Inside the Show — ‘Aesthetically Sound’

“Aesthetically Sound,” a curated exhibition for 1stDibs’ recently launched NFT marketplace, contemplates the junction of music and art on the internet.

“Aesthetically Sound,” a curated exhibition for 1stDibs’ recently launched NFT marketplace, contemplates the junction of music and art on the internet. Currently, NFT enthusiasts have fostered a community within a relatively niche but growing online crowd. Because of its presence there, it has attracted those who already inhabit internet spaces, such as tech developers, crypto-investors, coding engineers, etc.

As a result, the community begets a culture that values efficiency, logic and patterns. Further, these values drive creative production found in the community as well, revealing a overwhelming preference for intelligent design and elegant 3D models.

The works in this exhibition range visually from 4D cinematic animations to moving photographic images. The music also ranges in genre from lo-fi to hard synth tunes. At their core, all of the works embrace the close relationship between technology and creative activity, like art and music, as tools to tell a story, convey an idea or characterize an ethos. “Aesthetically Sound” conjoins NFT creators whose work intertwines polished, sophisticated visuals with high production sounds to create compositions that reflect the culture around it.

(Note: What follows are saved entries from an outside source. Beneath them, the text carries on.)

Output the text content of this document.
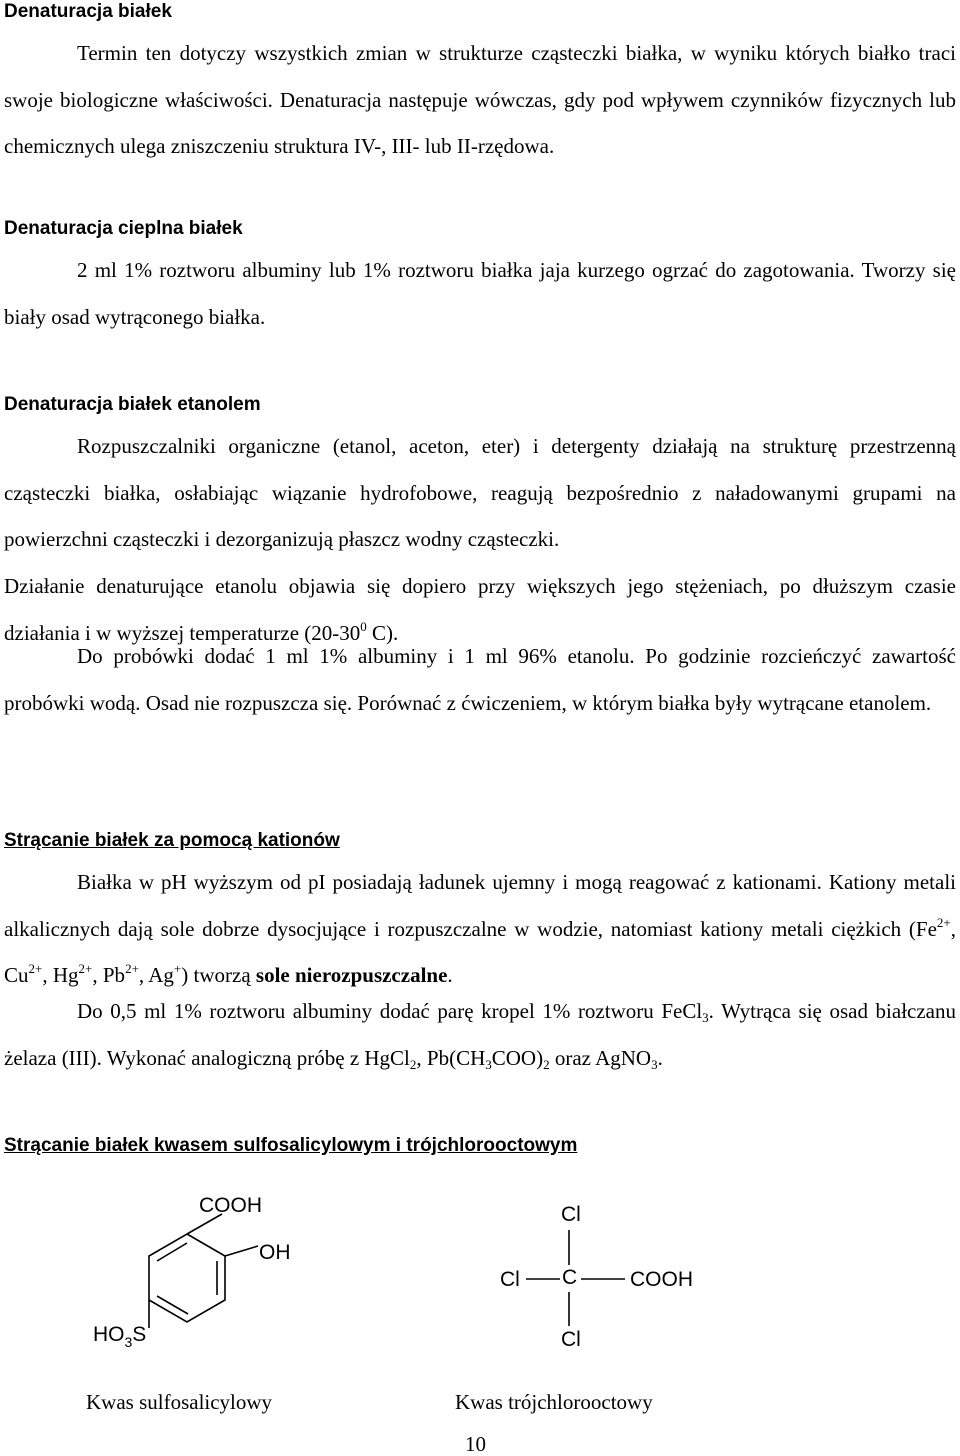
Denaturacja białek

Termin ten dotyczy wszystkich zmian w strukturze cząsteczki białka, w wyniku których białko traci swoje biologiczne właściwości. Denaturacja następuje wówczas, gdy pod wpływem czynników fizycznych lub chemicznych ulega zniszczeniu struktura IV-, III- lub II-rzędowa.

Denaturacja cieplna białek

2 ml 1% roztworu albuminy lub 1% roztworu białka jaja kurzego ogrzać do zagotowania. Tworzy się biały osad wytrąconego białka.

Denaturacja białek etanolem

Rozpuszczalniki organiczne (etanol, aceton, eter) i detergenty działają na strukturę przestrzenną cząsteczki białka, osłabiając wiązanie hydrofobowe, reagują bezpośrednio z naładowanymi grupami na powierzchni cząsteczki i dezorganizują płaszcz wodny cząsteczki.

Działanie denaturujące etanolu objawia się dopiero przy większych jego stężeniach, po dłuższym czasie działania i w wyższej temperaturze ($20-30^0$ C).

Do probówki dodać 1 ml 1% albuminy i 1 ml 96% etanolu. Po godzinie rozcieńczyć zawartość probówki wodą. Osad nie rozpuszcza się. Porównać z ćwiczeniem, w którym białka były wytrącane etanolem.

Strącanie białek za pomocą kationów

Białka w pH wyższym od pI posiadają ładunek ujemny i mogą reagować z kationami. Kationy metali alkalicznych dają sole dobrze dysocjujące i rozpuszczalne w wodzie, natomiast kationy metali ciężkich ($Fe^{2+}$, $Cu^{2+}$, $Hg^{2+}$, $Pb^{2+}$, Ag+) tworzą sole nierozpuszczalne.

Do 0,5 ml 1% roztworu albuminy dodać parę kropel 1% roztworu FeCl$_3$. Wytrąca się osad białczanu żelaza (III). Wykonać analogiczną próbę z HgCl$_2$, $Pb(CH_3COO)_2$ oraz AgNO$_3$.

Strącanie białek kwasem sulfosalicylowym i trójchlorooctowym
COOH
OH
$HO_3S$
Kwas sulfosalicylowy
Cl
Cl C	COOH
Cl
Kwas trójchlorooctowy
10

The exhibition includes works by creators Hidden Forces, Jonathan Winbush, Levit∆te and Studio Nouveau. Together, they represent the influence that music originating in popular corners of the internet has had on digital and NFT art.

Studio Nouveau

Portals: I. Departure, 2021, by Studio Nouveau

The NFT artist Studio Nouveau debuts a recent series titled “Portals,” which combines 3D models and AI-generated visual clips into video format. The music in the video carries the plot, enhancing the video transitions and geometric gestures. In the work Portal: III.

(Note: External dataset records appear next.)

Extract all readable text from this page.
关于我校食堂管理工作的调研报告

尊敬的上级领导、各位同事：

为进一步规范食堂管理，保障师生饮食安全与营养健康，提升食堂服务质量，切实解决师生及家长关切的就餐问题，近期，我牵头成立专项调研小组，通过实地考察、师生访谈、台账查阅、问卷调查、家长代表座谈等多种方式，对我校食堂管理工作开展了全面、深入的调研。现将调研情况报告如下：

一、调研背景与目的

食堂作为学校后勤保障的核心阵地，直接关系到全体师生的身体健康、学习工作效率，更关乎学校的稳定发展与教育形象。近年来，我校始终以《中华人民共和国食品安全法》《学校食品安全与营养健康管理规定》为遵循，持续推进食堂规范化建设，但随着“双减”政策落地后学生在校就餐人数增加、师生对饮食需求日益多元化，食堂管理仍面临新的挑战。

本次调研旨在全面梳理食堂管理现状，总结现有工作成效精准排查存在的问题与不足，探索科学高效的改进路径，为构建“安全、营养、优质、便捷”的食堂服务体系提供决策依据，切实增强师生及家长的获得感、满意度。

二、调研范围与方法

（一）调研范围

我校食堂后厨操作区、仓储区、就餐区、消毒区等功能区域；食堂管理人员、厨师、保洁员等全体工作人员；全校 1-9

Singularity, the up-tempo beat creates intrigue and energy behind the suspenseful journey of the work’s central icon. Like all of the works in the series, Studio Nouveau understands the importance of using crisp, controlled visuals in harmony with a score to fabricate an idyllic imagined environment unique to the virtual world. (See if you can catch the sample of the theme song from television’s Rick and Morty in one of the works!)

Levit∆te

Schematic Motif: Full Body, 2021, by Levit∆te

Levit∆te, also known as Connor Campbell, constructs cinematic 4D animations that amplify the artist’s dramatic musical score. In his latest sequential project “Schematic,” Campbell renders a machine in the shape of a human body. Connecting red and black wires, like those of a stereo system, run like veins through the body.

The gears and knobs join the limbs resembling a production system for a DJ. The hyperreal imagery pairs well with the synth, bass heavy sounds, and, through this combination, the artist suggests that a half-human, half-machine Frankenstein may already exist.

Jonathan Winbush

Milky Way, 2021, by Jonathan Winbush

Jonathan Winbush, a seasoned animator and creator based in Los Angeles, designs sleek 3D motion graphics for television and films. For the exhibition, he created three NFT works that illustrate the delicate elements of time, vibration and rhythm in music.

Milky Way, the second work of the set, depicts a round container holding a white liquid that splashes as the music’s vibrations rattle the sides. As the sleepy, downbeat music plays, faint rings of sound ripple around the container like waves of water. With these works, Winbush illustrates the dependency music and art have on high production and innovative technology.

Hidden Forces

Schematic Motif: Full Body, 2021, by Levit∆te

The New York–based artist Hidden Forces makes moving photographic images of collage pieces and watercolors. The artist expands on a series for “Aesthetically Sound” that depicts a container, akin to a petri dish, filled with an amalgam of rich colors, textured substances and organic forms.

Using a mirror effect, the filigree that the watercolors create inside the petri dish signals various known references, most clearly the Rorschach test, that invite the viewer to interpret the imagery in their own way. The dissonant music in the videos sounds like a mixture of white noise, ambient sounds and percussion, matching the muddled visual imagery. Subtly, the artist captures the insular, controlled bustle that characterizes the organic and diverse formation of online creations.